DETAILED DESCRIPTION OF THE PREFERRED EMBODIMENTS FIG. 1 is a block diagram showing a schematic structure of a main part of an ICP emission spectral analyzer according to an embodiment of the present invention.

As shown in FIG. 1, the ICP emission spectroscopic analyzer of this embodiment comprises a nebulizer section 1 and a plasma torch 2, and the nebulizer section 1 nebulizer body 3 atomizes a liquid sample by ultrasonic waves. And the desolvation unit 4 are the same as in the conventional example described above. Further, the nebulizer body 3 sprays the liquid sample S sent from the sample container 5 by the pump 6 onto the ultrasonic vibrator 8 in the atomization chamber 7, and atomizes the liquid sample S. Similar to the conventional example, the sample aerosol from the nebulizer body 3 is composed of a former heating stage 4a for finely pulverizing the sample aerosol by heating and drying, and a latter cooling stage 4b for removing the vaporized solvent by dew condensation by cooling. is there.

The difference of the ICP emission spectroscopic analyzer of this embodiment from the conventional example is that the carrier pipe 9 for carrying the sample aerosol from the nebulizer unit 2 to the plasma torch 1 is divided at an intermediate portion, and between the divided portions, That is, the buffer chamber 10 is connected for communication. This buffer chamber 10
Is for equalizing the particle density of the sample aerosol by mixing, and has an inner diameter larger than the inner diameter of the carrier tube 9. In the illustrated example, an inflow port 10a is opened at the upper end of the buffer chamber 10, and one divided end of the carrier pipe 9 is connected to the inflow port 10a. Further, the outflow pipe 10b connected to the other divided end of the transfer pipe 9 projects into the buffer chamber 10, and a spherical suction portion 11 having a large number of through holes on its peripheral surface is provided at the projecting end. ing.

In the above structure, the sample aerosol generated in the nebulizer body 3 is made into fine particles and the solvent is removed in the desolvation section 4, and is sent to the plasma torch 1 side through the carrier pipe 9. It flows into the buffer chamber 10 at some midpoint of the transfer pipe 9. In this buffer chamber 10, the sample aerosol produces a stirred flow due to its own inflow velocity and is mixed to equalize its particle density.
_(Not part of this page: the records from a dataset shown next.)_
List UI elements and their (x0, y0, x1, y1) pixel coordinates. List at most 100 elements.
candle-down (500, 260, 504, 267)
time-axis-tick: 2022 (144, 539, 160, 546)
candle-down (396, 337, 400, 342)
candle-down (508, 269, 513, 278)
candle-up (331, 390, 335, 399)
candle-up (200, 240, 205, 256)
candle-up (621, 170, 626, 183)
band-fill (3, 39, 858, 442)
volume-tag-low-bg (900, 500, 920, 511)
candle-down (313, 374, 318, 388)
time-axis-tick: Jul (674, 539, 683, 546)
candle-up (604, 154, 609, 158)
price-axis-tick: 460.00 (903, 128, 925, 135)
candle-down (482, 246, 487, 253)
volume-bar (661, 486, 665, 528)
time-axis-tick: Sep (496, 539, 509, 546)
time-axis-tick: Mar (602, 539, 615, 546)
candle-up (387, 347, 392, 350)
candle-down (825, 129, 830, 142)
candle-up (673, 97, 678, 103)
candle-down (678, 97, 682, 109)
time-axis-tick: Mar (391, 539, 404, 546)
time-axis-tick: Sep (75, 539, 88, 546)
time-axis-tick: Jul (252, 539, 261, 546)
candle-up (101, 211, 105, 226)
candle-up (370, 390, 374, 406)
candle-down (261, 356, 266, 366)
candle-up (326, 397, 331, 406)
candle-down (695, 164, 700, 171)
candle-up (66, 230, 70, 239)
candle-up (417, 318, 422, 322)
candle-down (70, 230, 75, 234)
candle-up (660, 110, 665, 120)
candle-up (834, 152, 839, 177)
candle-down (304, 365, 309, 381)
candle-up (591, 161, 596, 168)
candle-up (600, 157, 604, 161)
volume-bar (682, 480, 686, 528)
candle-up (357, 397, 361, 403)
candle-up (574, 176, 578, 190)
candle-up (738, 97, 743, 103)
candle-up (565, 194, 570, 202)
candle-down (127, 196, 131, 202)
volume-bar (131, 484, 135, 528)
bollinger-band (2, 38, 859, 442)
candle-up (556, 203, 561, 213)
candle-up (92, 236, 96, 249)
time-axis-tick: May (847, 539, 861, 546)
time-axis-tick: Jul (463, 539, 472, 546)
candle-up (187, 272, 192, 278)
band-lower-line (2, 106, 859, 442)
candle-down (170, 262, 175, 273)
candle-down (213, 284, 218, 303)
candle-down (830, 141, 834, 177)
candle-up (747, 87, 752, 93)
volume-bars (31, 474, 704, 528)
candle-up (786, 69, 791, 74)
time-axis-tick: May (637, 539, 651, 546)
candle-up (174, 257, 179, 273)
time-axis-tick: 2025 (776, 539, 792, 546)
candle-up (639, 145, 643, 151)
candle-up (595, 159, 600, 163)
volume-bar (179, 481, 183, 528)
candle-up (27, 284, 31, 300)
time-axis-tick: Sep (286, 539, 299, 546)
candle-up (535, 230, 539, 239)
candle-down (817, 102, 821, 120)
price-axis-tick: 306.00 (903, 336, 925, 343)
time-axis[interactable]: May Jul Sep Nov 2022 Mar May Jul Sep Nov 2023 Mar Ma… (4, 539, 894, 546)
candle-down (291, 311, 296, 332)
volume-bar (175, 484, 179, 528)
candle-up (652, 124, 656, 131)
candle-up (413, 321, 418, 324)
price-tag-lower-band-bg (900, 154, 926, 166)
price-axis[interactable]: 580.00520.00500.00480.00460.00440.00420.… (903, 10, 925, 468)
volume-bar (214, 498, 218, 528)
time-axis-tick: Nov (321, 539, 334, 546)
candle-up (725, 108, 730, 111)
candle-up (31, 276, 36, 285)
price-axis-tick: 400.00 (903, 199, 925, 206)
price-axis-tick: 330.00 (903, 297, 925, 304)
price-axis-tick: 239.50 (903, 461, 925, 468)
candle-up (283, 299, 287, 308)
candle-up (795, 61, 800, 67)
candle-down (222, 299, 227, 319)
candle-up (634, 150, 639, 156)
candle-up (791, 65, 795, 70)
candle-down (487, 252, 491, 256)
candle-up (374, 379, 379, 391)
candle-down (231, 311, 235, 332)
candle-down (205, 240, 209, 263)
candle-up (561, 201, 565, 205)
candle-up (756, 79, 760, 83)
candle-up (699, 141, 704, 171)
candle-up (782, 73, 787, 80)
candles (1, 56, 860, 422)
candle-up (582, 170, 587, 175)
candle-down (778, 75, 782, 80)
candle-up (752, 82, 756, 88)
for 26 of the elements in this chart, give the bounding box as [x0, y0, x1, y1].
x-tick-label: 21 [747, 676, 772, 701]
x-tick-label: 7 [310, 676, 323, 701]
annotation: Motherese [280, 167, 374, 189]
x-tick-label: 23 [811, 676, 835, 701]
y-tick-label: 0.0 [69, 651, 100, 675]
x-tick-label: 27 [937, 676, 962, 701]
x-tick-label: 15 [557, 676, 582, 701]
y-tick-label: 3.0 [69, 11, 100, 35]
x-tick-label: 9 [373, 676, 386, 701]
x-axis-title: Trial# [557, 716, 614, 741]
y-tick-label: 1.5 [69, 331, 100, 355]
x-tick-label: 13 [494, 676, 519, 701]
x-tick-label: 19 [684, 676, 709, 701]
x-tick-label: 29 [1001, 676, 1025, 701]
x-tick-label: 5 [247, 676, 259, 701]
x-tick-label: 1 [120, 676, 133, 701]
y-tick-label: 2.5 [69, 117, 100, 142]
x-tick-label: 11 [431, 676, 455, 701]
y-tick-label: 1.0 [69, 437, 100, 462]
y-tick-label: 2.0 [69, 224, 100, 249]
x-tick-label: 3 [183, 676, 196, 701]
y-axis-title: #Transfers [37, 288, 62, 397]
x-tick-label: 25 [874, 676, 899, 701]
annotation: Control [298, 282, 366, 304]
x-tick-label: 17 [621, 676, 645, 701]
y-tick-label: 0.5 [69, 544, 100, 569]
In this case, the sample aerosol stays in the buffer chamber 10, but the sample aerosol from the nebulizer section 1 is sufficiently finely divided by the desolvation section 4 so that it may adhere to the inner wall of the buffer chamber 10. There is almost nothing.

Then, the sample aerosol in which the particle density is equalized is passed through the downstream transfer pipe 9 to the plasma torch 2.
By flowing into the plasma torch 2, the variation of the emission intensity due to the density of the particle density is eliminated, and the emission intensity is stabilized. Therefore, a stable photometric signal can be obtained.

In the illustrated example, the nebulizer main body 3 is of the type that atomizes by ultrasonic waves, but the present invention is also applicable to an apparatus having a nebulizer that atomizes a sample by jetting a carrier gas. Of course, it can be applied.

[0016]

According to the present invention, even if the sample aerosol from the nebulizer section has a variation in the density of the particle density, the density of the sample aerosol is equalized by the mixing in the buffer chamber, so that the plasma torch is As a result, a sample aerosol that does not fluctuate in light and shade is supplied, and a stable photometric signal can be obtained from the plasma torch, improving the measurement accuracy.

[Brief description of drawings]

FIG. 1 is a configuration diagram of a main part of an ICP emission spectroscopy analyzer according to an embodiment of the present invention.

FIG. 2 is a configuration diagram of a main part of a conventional ICP emission spectroscopy analyzer.

[Explanation of symbols]

 1 Nebulizer part 2 Plasma torch 3 Nebulizer body 4 Desolvation part 9 Transfer pipe 10 Buffer chamber

Claims (1)

[Claims] 1. An ICP emission spectroscopic analyzer characterized in that a buffer chamber having an inner diameter larger than that of the carrier pipe is provided in the middle of the sample aerosol carrier pipe from the nebulizer part to the plasma torch.